Après le violent incendie d’un entrepôt de batteries au lithium dans l’Aveyron ce samedi 17 février, le débat sur le stockage et la dangerosité des fumées dégagées sont pointés du doigt par certains professionnels et des associations.
Le petit village de Viviez en est encore secoué. Dans l’après-midi du samedi 17 février, de violentes explosions sont venues troubler la quiétude de cette localité de l’Aveyron. Puis un large panache de fumée noire a inquiété le millier de riverains habitant autour de l’usine de la Société nouvelle d’affinage des métaux (Snam). Dans son entrepôt, 900 tonnes de batteries au lithium sont parties en fumée.
Stable à une basse température, cette technologie peut prendre feu si le mercure s’affole. «La température idéale de fonctionnement est au alentour de 20 ou 30 degrés Celsius, détaille Ivan Lucas, enseignant-chercheur à l’Institut des matériaux de Nantes. Au-delà de 70°C, il peut y avoir un risque d’emballement thermique.» Une fois cette réaction enclenchée, quelques minutes suffisent pour que la batterie brûle et explose.
Une multiplication des incendies
En décembre 2023, c’étaient deux containers, remplis de batteries à base de lithium, qui avaient pris feu dans une usine du Puy-de-Dôme. En novembre dernier, les pompiers de la Réunion luttaient contre un incendie au Port Ouest lors duquel 200 batteries étaient parties en cendre. D’après une étude publiée en 2020, les batteries au lithium sont responsables d’une augmentation des incendies de 25 % dans les centres britanniques et américains qui gèrent la collecte et tri des batteries usagées et des déchets d’équipements électriques et électroniques.
Face à la multiplication de ces faits divers, les professionnels alertent les autorités. «Il n’y a absolument aucune législation sur le stockage de ces batteries», déplore Jean-Claude Solanny, responsable de la formation pour Denios, une entreprise spécialisée dans le stockage de produit dangereux. Si le groupe propose des armoires ou des conteneurs pouvant contenir les incendies, leur présence n’est pas obligatoire dans des entrepôts de stockage. «Il y a des directives européennes qui détaillent qu’il ne faut pas entrechoquer les batteries, les surcharger ou les mettre au soleil, développe le professionnel. Mais finalement, chacun fait comme il veut.» Lui plaide pour une législation sur ce stockage. D’autant plus que ces incendies peuvent libérer des substances nocives pour l’homme ou l’environnement.
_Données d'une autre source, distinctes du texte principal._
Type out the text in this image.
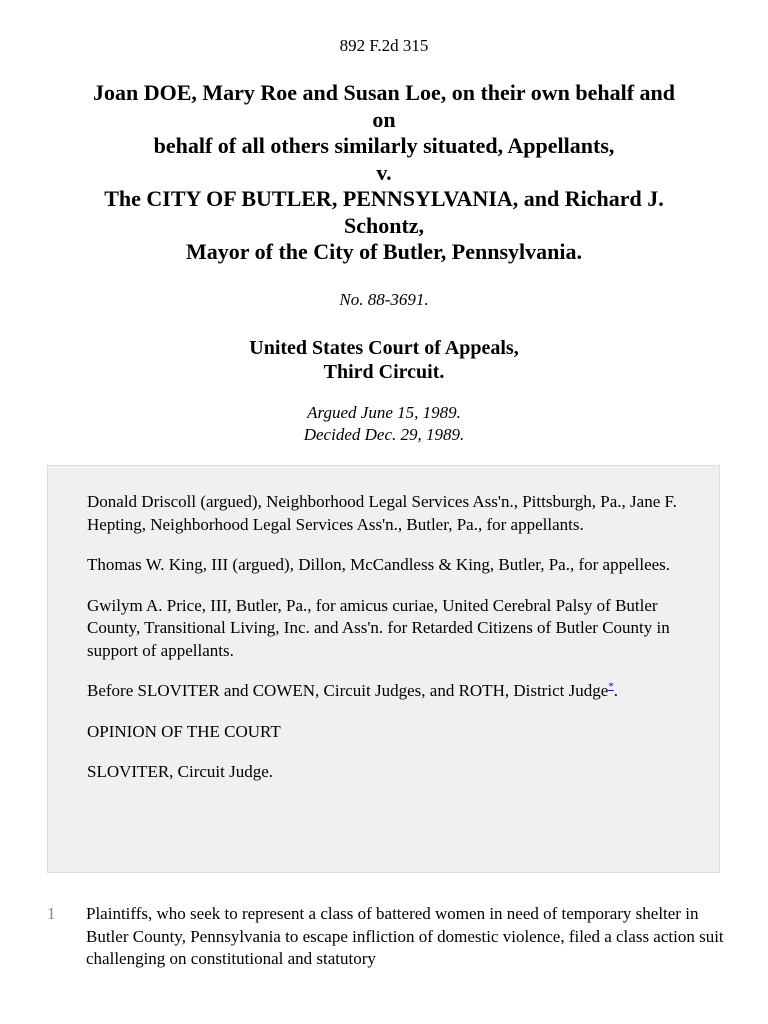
892 F.2d 315
Joan DOE, Mary Roe and Susan Loe, on their own behalf and
on
behalf of all others similarly situated, Appellants,
v.
The CITY OF BUTLER, PENNSYLVANIA, and Richard J.
Schontz,
Mayor of the City of Butler, Pennsylvania.
No. 88-3691.
United States Court of Appeals,
Third Circuit.
Argued June 15, 1989.
Decided Dec. 29, 1989.

Donald Driscoll (argued), Neighborhood Legal Services Ass'n., Pittsburgh, Pa., Jane F. Hepting, Neighborhood Legal Services Ass'n., Butler, Pa., for appellants.

Thomas W. King, III (argued), Dillon, McCandless & King, Butler, Pa., for appellees.

Gwilym A. Price, III, Butler, Pa., for amicus curiae, United Cerebral Palsy of Butler County, Transitional Living, Inc. and Ass'n. for Retarded Citizens of Butler County in support of appellants.

Before SLOVITER and COWEN, Circuit Judges, and ROTH, District Judge*.

OPINION OF THE COURT

SLOVITER, Circuit Judge.

1 Plaintiffs, who seek to represent a class of battered women in need of temporary shelter in Butler County, Pennsylvania to escape infliction of domestic violence, filed a class action suit challenging on constitutional and statutory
Des substances nocives dans l’atmosphère
Ce samedi 17 février, les habitants de Viviez ont été contraints de se confiner. Dans la soirée, la préfecture a levé l’arrêté en considérant que les mesures effectuées par les marins-pompiers de Marseille sur site et autour du site, «s’agissant des substances émises dans les fumées ont permis d’écarter tout risque pour les populations». Une communication qui a fait tousser certaines associations. Dans un communiqué diffusé ce lundi 13 février, l’association Robin des Bois, qui alerte notamment sur les problèmes d’écologie et de pollution, a fait part de sa «stupéfaction» face à la décision de la préfecture pointant du doigt les risques sur les populations et l’environnement. «Ce qui est arrivé est très grave», a de son côté dénoncé l’association locale de défense de l’environnement Adeba sur sa page Facebook, assurant ne pas se contenter «de communiqués rassurants de la préfecture, de l’entreprise et des élus locaux».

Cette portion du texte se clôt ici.